ORIGINAL: Wooddust
Look at the trees. What species do you see. Are you in a good diverse area? Diversity in species is a sign of timeber health. A lack of plant diversity will ultimately be a low value area for wildlife diversity as well.
This is somewhat incorrect I'm afraid. While your partially correct...the scale at which your thinking is incorrect. Things don't work that way so much.
Some pure stands of one tree species can be vitally important to numerous wildlife species. Wildlife typically do not use one type of habitat for everything and they certainly do not use one stand of trees for everything. Many species mate in one type of cover, feed in an entirely different type of cover and den in yet another.
So saying that increased plant diversity is an indicator of wildlife diversity is not entirely true. Some species for example REQUIRE single species stands of old growth white pine for breeding and they may prefer a regenerating clear cut or multi storied shrub/tree mix for feeding.
So what you should be looking at is the types of cover you have at the forest scale, not the number of species within a stand of trees. The ideal for most types of wildlife habitat would be a mosaic of many different types of cover/stands in a natural layout (ie. not square blocks of one type etc).
More often than not the critical factor which determines if a wildilfe species uses a certain area has much more to do with the AGE of the stand rather than the species composition or a combination of AGE and SPECIES COMPOSITION. So making your land entirely of one cover type is a bad idea, you should want to promote many different timber stands, boggy areas, a few old fields etc...diversity of form/age not neccesarily diversity of species within a stand though often a land with many cover/stand types WILL have more species diversity at the landscape scale. There may be a few stands of nothing but oak, but next door may be a marsh or a shelterwood cut with many different shrub species.
Does this make sense? Maybe you were saying this and I totally misunderstood.

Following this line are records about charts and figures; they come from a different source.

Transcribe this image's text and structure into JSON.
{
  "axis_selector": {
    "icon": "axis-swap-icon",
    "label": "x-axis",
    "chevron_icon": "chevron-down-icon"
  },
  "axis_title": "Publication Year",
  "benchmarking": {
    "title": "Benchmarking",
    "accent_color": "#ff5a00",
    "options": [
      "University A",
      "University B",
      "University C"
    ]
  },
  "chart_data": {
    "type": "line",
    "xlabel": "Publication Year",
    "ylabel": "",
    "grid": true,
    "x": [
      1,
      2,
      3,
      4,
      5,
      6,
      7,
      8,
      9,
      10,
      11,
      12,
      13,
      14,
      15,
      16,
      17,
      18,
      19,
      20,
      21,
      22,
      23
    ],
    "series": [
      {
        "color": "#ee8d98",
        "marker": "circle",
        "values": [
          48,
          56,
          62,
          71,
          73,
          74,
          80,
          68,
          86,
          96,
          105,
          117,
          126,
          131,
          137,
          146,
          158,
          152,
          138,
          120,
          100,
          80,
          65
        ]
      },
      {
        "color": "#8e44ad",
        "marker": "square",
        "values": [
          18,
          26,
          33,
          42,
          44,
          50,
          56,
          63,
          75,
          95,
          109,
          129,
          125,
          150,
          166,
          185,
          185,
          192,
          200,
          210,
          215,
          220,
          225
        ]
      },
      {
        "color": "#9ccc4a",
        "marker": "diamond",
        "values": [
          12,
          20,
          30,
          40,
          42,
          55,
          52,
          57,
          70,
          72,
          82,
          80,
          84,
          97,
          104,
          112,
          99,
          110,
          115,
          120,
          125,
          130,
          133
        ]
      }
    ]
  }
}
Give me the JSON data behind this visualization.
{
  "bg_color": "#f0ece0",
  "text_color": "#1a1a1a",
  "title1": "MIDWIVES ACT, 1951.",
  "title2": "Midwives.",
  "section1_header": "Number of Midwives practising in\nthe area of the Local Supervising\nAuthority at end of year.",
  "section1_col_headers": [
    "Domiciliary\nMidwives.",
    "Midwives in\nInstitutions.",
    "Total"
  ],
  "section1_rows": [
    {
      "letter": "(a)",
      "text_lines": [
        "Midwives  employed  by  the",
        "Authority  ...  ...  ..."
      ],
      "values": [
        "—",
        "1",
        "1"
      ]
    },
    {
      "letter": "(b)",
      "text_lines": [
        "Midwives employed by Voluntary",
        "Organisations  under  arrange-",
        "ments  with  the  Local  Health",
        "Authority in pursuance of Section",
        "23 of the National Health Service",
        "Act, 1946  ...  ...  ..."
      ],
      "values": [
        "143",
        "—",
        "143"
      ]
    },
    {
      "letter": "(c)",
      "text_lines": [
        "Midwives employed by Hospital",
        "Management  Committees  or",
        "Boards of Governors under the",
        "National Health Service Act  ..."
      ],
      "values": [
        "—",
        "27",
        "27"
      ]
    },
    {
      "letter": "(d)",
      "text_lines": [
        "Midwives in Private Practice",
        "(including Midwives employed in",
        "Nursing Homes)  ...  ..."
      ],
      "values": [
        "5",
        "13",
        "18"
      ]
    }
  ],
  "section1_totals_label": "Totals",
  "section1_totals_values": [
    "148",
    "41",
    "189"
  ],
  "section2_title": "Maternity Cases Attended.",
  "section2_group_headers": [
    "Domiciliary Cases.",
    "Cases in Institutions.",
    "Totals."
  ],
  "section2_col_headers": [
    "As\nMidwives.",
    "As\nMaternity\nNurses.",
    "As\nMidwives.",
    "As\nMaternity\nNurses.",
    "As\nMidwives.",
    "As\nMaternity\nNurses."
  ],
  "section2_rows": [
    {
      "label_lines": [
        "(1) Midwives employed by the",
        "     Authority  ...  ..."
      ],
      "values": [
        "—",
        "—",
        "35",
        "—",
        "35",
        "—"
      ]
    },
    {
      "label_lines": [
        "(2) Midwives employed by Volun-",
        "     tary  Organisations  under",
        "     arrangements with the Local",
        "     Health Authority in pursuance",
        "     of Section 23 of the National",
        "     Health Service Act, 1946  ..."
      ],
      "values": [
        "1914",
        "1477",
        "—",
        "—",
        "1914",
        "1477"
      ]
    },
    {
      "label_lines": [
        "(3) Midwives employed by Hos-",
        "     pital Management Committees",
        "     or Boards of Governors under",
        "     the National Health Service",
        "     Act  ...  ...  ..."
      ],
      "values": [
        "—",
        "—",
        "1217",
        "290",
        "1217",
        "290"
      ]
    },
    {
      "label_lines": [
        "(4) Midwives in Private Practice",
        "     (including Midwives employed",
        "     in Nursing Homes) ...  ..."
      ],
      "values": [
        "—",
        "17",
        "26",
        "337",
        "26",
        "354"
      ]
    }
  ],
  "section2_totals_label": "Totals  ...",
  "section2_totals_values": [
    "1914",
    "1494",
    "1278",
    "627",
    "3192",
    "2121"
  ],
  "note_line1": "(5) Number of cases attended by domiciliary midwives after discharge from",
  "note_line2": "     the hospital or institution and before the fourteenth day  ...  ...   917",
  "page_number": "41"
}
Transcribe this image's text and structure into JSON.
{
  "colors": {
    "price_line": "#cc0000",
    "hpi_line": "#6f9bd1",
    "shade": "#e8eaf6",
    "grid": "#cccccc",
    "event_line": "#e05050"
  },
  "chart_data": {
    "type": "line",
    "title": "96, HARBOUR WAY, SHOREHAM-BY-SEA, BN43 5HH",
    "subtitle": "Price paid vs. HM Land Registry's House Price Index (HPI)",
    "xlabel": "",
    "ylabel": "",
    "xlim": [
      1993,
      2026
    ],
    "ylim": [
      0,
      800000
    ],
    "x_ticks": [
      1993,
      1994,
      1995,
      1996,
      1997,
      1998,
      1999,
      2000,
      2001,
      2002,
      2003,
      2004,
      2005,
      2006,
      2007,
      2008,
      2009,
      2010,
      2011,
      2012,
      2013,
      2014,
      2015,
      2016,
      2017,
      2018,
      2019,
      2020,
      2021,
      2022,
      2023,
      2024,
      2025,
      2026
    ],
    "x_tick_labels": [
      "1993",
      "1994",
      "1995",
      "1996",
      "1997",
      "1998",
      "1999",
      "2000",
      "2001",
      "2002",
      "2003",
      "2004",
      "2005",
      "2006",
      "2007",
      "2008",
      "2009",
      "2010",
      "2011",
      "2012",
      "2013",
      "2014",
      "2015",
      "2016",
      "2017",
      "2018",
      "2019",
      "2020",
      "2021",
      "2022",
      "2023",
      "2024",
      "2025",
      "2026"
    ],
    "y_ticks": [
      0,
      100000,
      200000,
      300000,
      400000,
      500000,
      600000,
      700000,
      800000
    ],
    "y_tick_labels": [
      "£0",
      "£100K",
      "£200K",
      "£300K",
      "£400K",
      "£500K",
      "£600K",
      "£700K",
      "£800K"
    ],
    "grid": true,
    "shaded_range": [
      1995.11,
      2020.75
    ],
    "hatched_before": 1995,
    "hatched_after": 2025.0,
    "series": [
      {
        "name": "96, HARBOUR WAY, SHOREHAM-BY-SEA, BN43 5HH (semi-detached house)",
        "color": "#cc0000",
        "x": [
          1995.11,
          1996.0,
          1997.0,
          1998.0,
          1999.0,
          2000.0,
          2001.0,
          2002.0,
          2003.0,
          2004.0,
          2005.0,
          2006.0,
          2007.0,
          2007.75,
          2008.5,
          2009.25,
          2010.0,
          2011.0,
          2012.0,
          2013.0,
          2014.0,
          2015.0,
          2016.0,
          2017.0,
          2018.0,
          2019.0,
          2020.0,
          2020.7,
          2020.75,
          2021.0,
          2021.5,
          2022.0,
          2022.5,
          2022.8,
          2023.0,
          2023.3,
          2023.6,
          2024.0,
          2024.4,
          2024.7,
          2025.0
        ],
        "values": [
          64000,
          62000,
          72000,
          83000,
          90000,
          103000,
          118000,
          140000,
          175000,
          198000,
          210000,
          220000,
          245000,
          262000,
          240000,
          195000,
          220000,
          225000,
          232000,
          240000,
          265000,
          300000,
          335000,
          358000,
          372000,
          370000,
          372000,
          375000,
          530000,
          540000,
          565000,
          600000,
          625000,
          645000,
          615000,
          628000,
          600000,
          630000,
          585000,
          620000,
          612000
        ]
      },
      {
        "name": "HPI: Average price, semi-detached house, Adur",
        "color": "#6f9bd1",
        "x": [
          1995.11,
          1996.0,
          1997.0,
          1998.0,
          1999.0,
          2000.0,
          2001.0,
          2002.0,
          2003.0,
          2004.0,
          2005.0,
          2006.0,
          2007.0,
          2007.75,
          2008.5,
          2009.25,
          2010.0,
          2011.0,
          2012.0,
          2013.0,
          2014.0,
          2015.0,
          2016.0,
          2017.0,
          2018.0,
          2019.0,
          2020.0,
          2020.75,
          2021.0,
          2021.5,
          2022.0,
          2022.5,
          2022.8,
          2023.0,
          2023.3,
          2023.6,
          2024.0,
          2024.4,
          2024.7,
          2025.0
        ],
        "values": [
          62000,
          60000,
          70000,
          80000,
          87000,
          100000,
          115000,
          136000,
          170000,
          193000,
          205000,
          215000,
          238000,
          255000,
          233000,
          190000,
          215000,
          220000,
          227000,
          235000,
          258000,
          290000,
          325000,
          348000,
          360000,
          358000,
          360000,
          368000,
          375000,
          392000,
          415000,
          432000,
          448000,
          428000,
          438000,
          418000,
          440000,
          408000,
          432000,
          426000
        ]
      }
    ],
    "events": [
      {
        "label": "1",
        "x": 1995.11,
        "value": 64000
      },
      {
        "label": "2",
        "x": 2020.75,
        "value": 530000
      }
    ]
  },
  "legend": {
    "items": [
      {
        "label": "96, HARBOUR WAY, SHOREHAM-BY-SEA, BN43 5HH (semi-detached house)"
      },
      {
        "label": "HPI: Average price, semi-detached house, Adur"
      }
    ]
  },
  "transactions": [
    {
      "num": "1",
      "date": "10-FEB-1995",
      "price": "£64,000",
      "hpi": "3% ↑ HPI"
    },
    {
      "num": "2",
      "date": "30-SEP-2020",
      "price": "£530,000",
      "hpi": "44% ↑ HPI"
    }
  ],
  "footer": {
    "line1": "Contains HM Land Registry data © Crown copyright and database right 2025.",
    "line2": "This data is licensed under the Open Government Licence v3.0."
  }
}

I also take isse with your statement that tree diversity is a sign of timber health. Not true. Pure stands of old growth are arguably some of the most resiliant, disturbance resistant stands in existance. Also, many many forests in the west are almost complete monocultures of lodgepole pine. Those types of forests function normally in natural cycles without much species diversity and are quite healthy until the cycle nears an end and the disturbances that drive forest sucession come into play.
I'm not trying to lecture just stating some things that I feel need to be said. It's great that people are thinking about these things in the context of wildlife management.
Another thing you hit on that is vitally important: the need to manage for WILDLIFE rather than just managing for one or two species. Many people fall into this trap by managing for only one species to the detriment of numerous other species.